One Grateful Heart

I’ve been working since I graduated college in 2011, so to date, I have been an employee for about six years already. With me is a college degree and a post-graduate degree earned five years after, making me an employee earning fairly enough to support myself and the family back home. An employee who’s still able to relax on weekends, pay for bills, meet with friends, buy her needs and sometimes her wants as well, eat the food she craves for, watch movies she wants to see, and save a portion of her salary. A millennial worker.

Most of the people my age has gone through it, too. Discontent, confusion, quarter-life crisis, and all sorts of causes of unhappiness while pretending to be satisfied with a 9 to 5 job providing an average salary. We’ve all been stuck in a routine of getting immediate rewards of temporary happiness so to get by the feeling of dissatisfaction. I thought I will never get through it. I thought my desire of seeking and achieving for more will be unending provided I chose to live in a city where people need to get the latest gadgets, be at the best places, dine at the most popular restaurants and try anything and everything that’s trending. Until I noticed one of my dearest friends who unconsciously taught me to find contentment in the smallest of things.

One fine Saturday afternoon, I was looking outside the window from our loft style bedroom in GA Tower Mandaluyong, trying to appreciate the view of neighbouring condominiums and commercial buildings, while fifteen floors down EDSA, buses and private vehicles were competing and blowing horns, signalling every wheel to keep moving. I reached for my phone tucked behind my pillow and started browsing the net. My highschool classmate, Anna Lou who was so fond of taking selfies and taking photos of just about anything that lightens her heart, surfaced my newsfeed.

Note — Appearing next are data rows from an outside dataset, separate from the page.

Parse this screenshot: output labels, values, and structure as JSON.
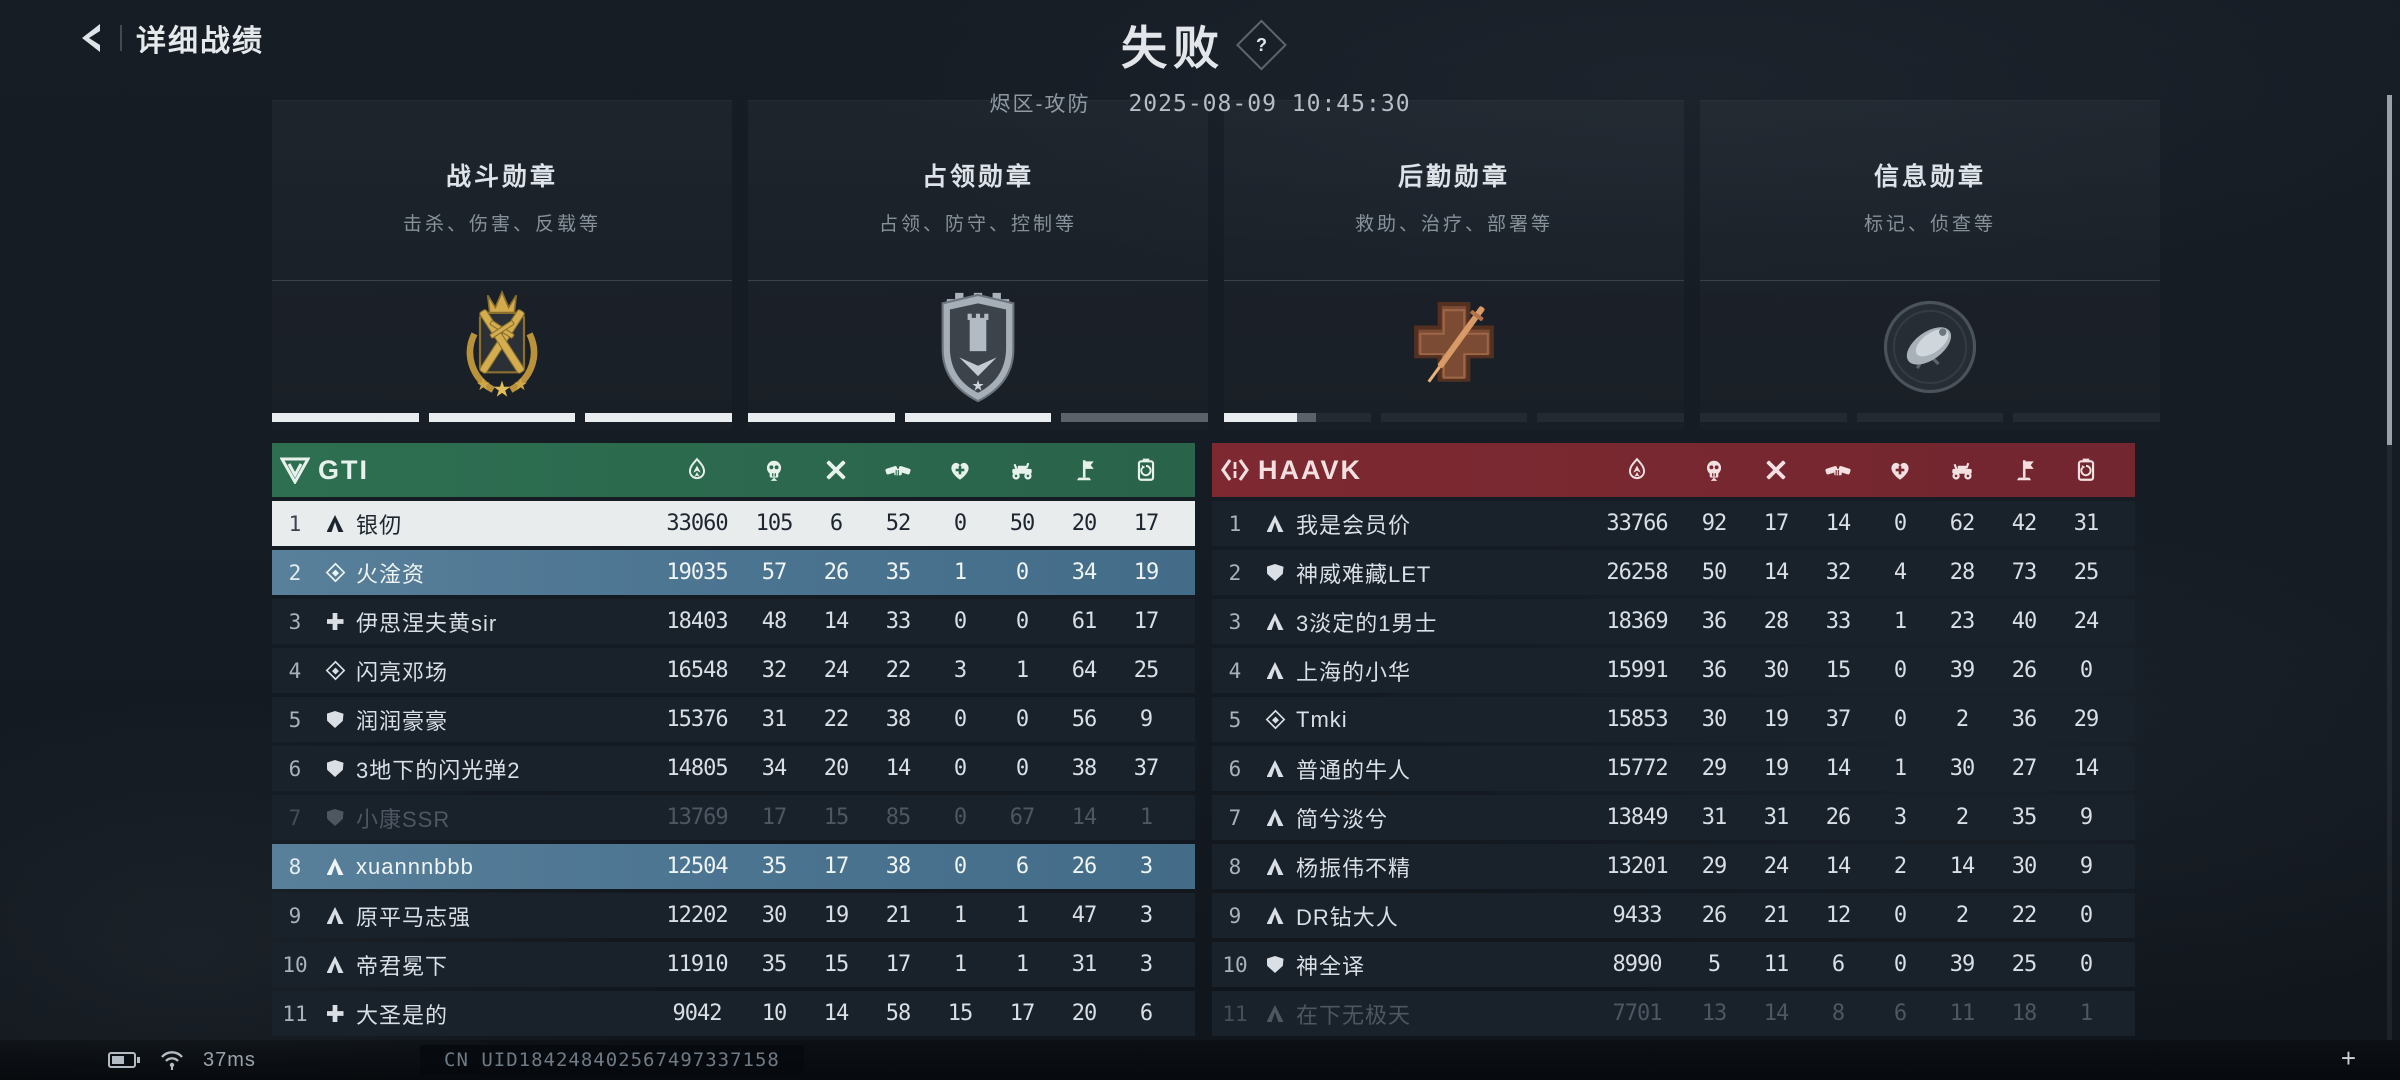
{
  "header": {
    "back_label": "详细战绩",
    "result": "失败",
    "help_glyph": "?",
    "mode": "烬区-攻防",
    "datetime": "2025-08-09 10:45:30"
  },
  "medals": [
    {
      "title": "战斗勋章",
      "desc": "击杀、伤害、反载等",
      "tier": "gold",
      "progress": [
        "full",
        "full",
        "full"
      ]
    },
    {
      "title": "占领勋章",
      "desc": "占领、防守、控制等",
      "tier": "silver",
      "progress": [
        "full",
        "full",
        "gray"
      ]
    },
    {
      "title": "后勤勋章",
      "desc": "救助、治疗、部署等",
      "tier": "bronze",
      "progress": [
        "partial",
        "empty",
        "empty"
      ]
    },
    {
      "title": "信息勋章",
      "desc": "标记、侦查等",
      "tier": "dark",
      "progress": [
        "empty",
        "empty",
        "empty"
      ]
    }
  ],
  "columns": [
    "score",
    "kills",
    "deaths",
    "assists",
    "revives",
    "vehicle",
    "captures",
    "supplies"
  ],
  "teams": [
    {
      "name": "GTI",
      "accent": "#2c6a4d",
      "players": [
        {
          "rank": 1,
          "class": "assault",
          "name": "银仞",
          "state": "top",
          "values": [
            33060,
            105,
            6,
            52,
            0,
            50,
            20,
            17
          ]
        },
        {
          "rank": 2,
          "class": "recon",
          "name": "火淦资",
          "state": "squad",
          "values": [
            19035,
            57,
            26,
            35,
            1,
            0,
            34,
            19
          ]
        },
        {
          "rank": 3,
          "class": "medic",
          "name": "伊思涅夫黄sir",
          "state": "normal",
          "values": [
            18403,
            48,
            14,
            33,
            0,
            0,
            61,
            17
          ]
        },
        {
          "rank": 4,
          "class": "recon",
          "name": "闪亮邓场",
          "state": "normal",
          "values": [
            16548,
            32,
            24,
            22,
            3,
            1,
            64,
            25
          ]
        },
        {
          "rank": 5,
          "class": "shield",
          "name": "润润豪豪",
          "state": "normal",
          "values": [
            15376,
            31,
            22,
            38,
            0,
            0,
            56,
            9
          ]
        },
        {
          "rank": 6,
          "class": "shield",
          "name": "3地下的闪光弹2",
          "state": "normal",
          "values": [
            14805,
            34,
            20,
            14,
            0,
            0,
            38,
            37
          ]
        },
        {
          "rank": 7,
          "class": "shield",
          "name": "小康SSR",
          "state": "dim",
          "values": [
            13769,
            17,
            15,
            85,
            0,
            67,
            14,
            1
          ]
        },
        {
          "rank": 8,
          "class": "assault",
          "name": "xuannnbbb",
          "state": "squad",
          "values": [
            12504,
            35,
            17,
            38,
            0,
            6,
            26,
            3
          ]
        },
        {
          "rank": 9,
          "class": "assault",
          "name": "原平马志强",
          "state": "normal",
          "values": [
            12202,
            30,
            19,
            21,
            1,
            1,
            47,
            3
          ]
        },
        {
          "rank": 10,
          "class": "assault",
          "name": "帝君冕下",
          "state": "normal",
          "values": [
            11910,
            35,
            15,
            17,
            1,
            1,
            31,
            3
          ]
        },
        {
          "rank": 11,
          "class": "medic",
          "name": "大圣是的",
          "state": "normal",
          "values": [
            9042,
            10,
            14,
            58,
            15,
            17,
            20,
            6
          ]
        }
      ]
    },
    {
      "name": "HAAVK",
      "accent": "#7a2830",
      "players": [
        {
          "rank": 1,
          "class": "assault",
          "name": "我是会员价",
          "state": "normal",
          "values": [
            33766,
            92,
            17,
            14,
            0,
            62,
            42,
            31
          ]
        },
        {
          "rank": 2,
          "class": "shield",
          "name": "神威难藏LET",
          "state": "normal",
          "values": [
            26258,
            50,
            14,
            32,
            4,
            28,
            73,
            25
          ]
        },
        {
          "rank": 3,
          "class": "assault",
          "name": "3淡定的1男士",
          "state": "normal",
          "values": [
            18369,
            36,
            28,
            33,
            1,
            23,
            40,
            24
          ]
        },
        {
          "rank": 4,
          "class": "assault",
          "name": "上海的小华",
          "state": "normal",
          "values": [
            15991,
            36,
            30,
            15,
            0,
            39,
            26,
            0
          ]
        },
        {
          "rank": 5,
          "class": "recon",
          "name": "Tmki",
          "state": "normal",
          "values": [
            15853,
            30,
            19,
            37,
            0,
            2,
            36,
            29
          ]
        },
        {
          "rank": 6,
          "class": "assault",
          "name": "普通的牛人",
          "state": "normal",
          "values": [
            15772,
            29,
            19,
            14,
            1,
            30,
            27,
            14
          ]
        },
        {
          "rank": 7,
          "class": "assault",
          "name": "简兮淡兮",
          "state": "normal",
          "values": [
            13849,
            31,
            31,
            26,
            3,
            2,
            35,
            9
          ]
        },
        {
          "rank": 8,
          "class": "assault",
          "name": "杨振伟不精",
          "state": "normal",
          "values": [
            13201,
            29,
            24,
            14,
            2,
            14,
            30,
            9
          ]
        },
        {
          "rank": 9,
          "class": "assault",
          "name": "DR钻大人",
          "state": "normal",
          "values": [
            9433,
            26,
            21,
            12,
            0,
            2,
            22,
            0
          ]
        },
        {
          "rank": 10,
          "class": "shield",
          "name": "神全译",
          "state": "normal",
          "values": [
            8990,
            5,
            11,
            6,
            0,
            39,
            25,
            0
          ]
        },
        {
          "rank": 11,
          "class": "assault",
          "name": "在下无极天",
          "state": "dim",
          "values": [
            7701,
            13,
            14,
            8,
            6,
            11,
            18,
            1
          ]
        }
      ]
    }
  ],
  "footer": {
    "ping": "37ms",
    "uid": "CN UID184248402567497337158"
  }
}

I saw Anna Lou posted about her favorite street food: fishballs and kwek-kwek, snacking on these while watching the sunset at the town’s port. I saw Anna Lou posted photos of her daily activities in a school located in a small municipality in our hometown, where she served as a gradeschool teacher. I saw Anna Lou posted photos of their family dogs Kassie and Kimara. I saw her posted about learning how to cook pancakes and hoping she’d do better in time. She posted about her family, most of the time. She posted about her simple yet sweet dates with her beloved Monch. Among all these updates she kept on sharing, I only saw one thing – it was Anna Lou’s genuine contentment. Her serenity with everything she had in life. And seeing how she enjoyed every little thing, kept me grounded and made me believe how relative happiness is in this world.

Anna Lou taught me that simple joys are real. She taught me that you must train yourself to choose happiness every single day. It has to be done over and over again, every day. It’s not easy, but she showed me that it’s possible. She was a living proof that one doesn’t have to find happiness elsewhere, one doesn’t have to leave and reach the farthest of places – one only has to live life with gratitude and appreciation.

Today marks Anna Lou’s first year of being home in heavens with the Father. I sit in my office chair, staring at my computer screen, teary-eyed while finishing this piece. I reach for my phone from under my desk, browsing the net I would see old photos of Anna Lou posted by her friends. I miss seeing her posts about her favorite street food, her sunset viewing at the port, her daily teaching experience, her every milestone, her sweet posts about her family and her husband, and just about anything that makes her grateful heart happy. I wish I was able to tell Anna Lou how she would always made someone like me – an ungrateful fairly paid employee despite having access to everything she wishes to have –  feel better just by being her thankful and contented self. Thank you Anna Lou.